Critical to achieving our mission is contributing new and fundamental research in machine learning. To that end, we’ve built a thriving team that conducts long-term, open research to advance science. In pursuing research across fields such as visual and auditory perception, natural language understanding, art and music generation, and systems architecture and algorithms, we regularly collaborate with researchers at external institutions, with fully 1/3rd of our papers in 2017 having one or more cross-institutional authors. Additionally, we host collaborators from academic institutions to enhance our own work and strengthen our connection to the external scientific community.
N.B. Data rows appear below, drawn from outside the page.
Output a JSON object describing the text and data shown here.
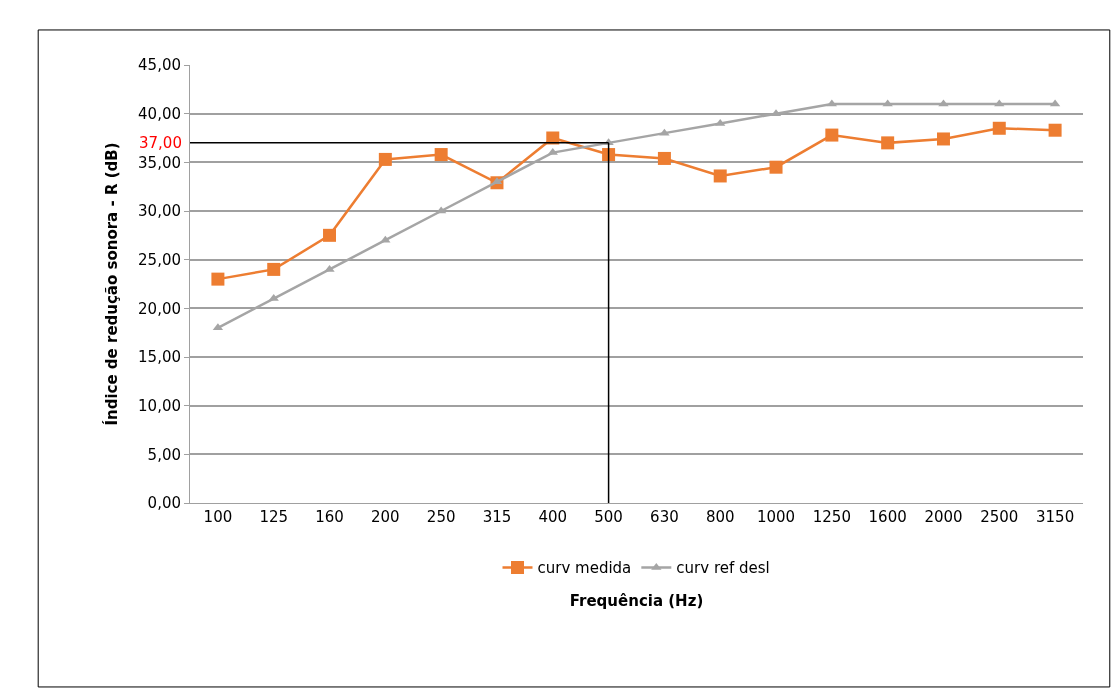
{
  "chart_data": {
    "type": "line",
    "xlabel": "Frequência (Hz)",
    "ylabel": "Índice de redução sonora - R (dB)",
    "categories": [
      "100",
      "125",
      "160",
      "200",
      "250",
      "315",
      "400",
      "500",
      "630",
      "800",
      "1000",
      "1250",
      "1600",
      "2000",
      "2500",
      "3150"
    ],
    "series": [
      {
        "name": "curv medida",
        "color": "#ed7d31",
        "marker": "square",
        "values": [
          23.0,
          24.0,
          27.5,
          35.3,
          35.8,
          32.9,
          37.5,
          35.8,
          35.4,
          33.6,
          34.5,
          37.8,
          37.0,
          37.4,
          38.5,
          38.3
        ]
      },
      {
        "name": "curv ref desl",
        "color": "#a5a5a5",
        "marker": "triangle",
        "values": [
          18,
          21,
          24,
          27,
          30,
          33,
          36,
          37,
          38,
          39,
          40,
          41,
          41,
          41,
          41,
          41
        ]
      }
    ],
    "ylim": [
      0,
      45
    ],
    "yticks": [
      {
        "value": 0,
        "label": "0,00"
      },
      {
        "value": 5,
        "label": "5,00"
      },
      {
        "value": 10,
        "label": "10,00"
      },
      {
        "value": 15,
        "label": "15,00"
      },
      {
        "value": 20,
        "label": "20,00"
      },
      {
        "value": 25,
        "label": "25,00"
      },
      {
        "value": 30,
        "label": "30,00"
      },
      {
        "value": 35,
        "label": "35,00"
      },
      {
        "value": 40,
        "label": "40,00"
      },
      {
        "value": 45,
        "label": "45,00"
      }
    ],
    "ref_lines": [
      {
        "axis": "y",
        "value": 37,
        "label": "37,00",
        "color": "#000000"
      },
      {
        "axis": "x",
        "value": "500",
        "color": "#000000"
      }
    ],
    "grid": "y",
    "legend": "bottom",
    "line_style": "solid"
  }
}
We also believe in the importance of clear and understandable explanations of the concepts in modern machine learning. Distill.pub is an online technical journal providing a forum for this purpose, launched by Brain team members Chris Olah and Shan Carter. TensorFlow Playground is an in-browser experimental venue created by the Google Brain team’s visualization experts to give people insight into how neural networks behave on simple problems, and PAIR’s deeplearn.js is an open source WebGL-accelerated JavaScript library for machine learning that runs entirely in your browser, with no installations and no backend.

In addition to working with the best minds in academia and industry, the Brain team, like many other teams at Google, believes in fostering the development of the next generation of scientists. Our team hosts more than 50 interns every year, with the goal of publishing their work in top machine learning venues (roughly 25% of our group’s publications so far in 2017 have intern co-authors, usually as primary authors). Additionally, in 2016, we welcomed the first cohort of the Google Brain Residency Program, a one-year program for people who want to learn to do machine learning research. In its inaugural year, 27 residents conducted research alongside and under the mentorship of Brain team members, and authored more than 40 papers that were accepted in top research conferences. Our second group of 36 residents started their one-year residency in our group in July, and are already involved in a wide variety of projects.

Along with other teams within Google Research, we enjoy the freedom to both contribute fundamental advances in machine learning, and separately conduct product-focused research. Both paths are important in ensuring that advances in machine learning have a significant impact on the world.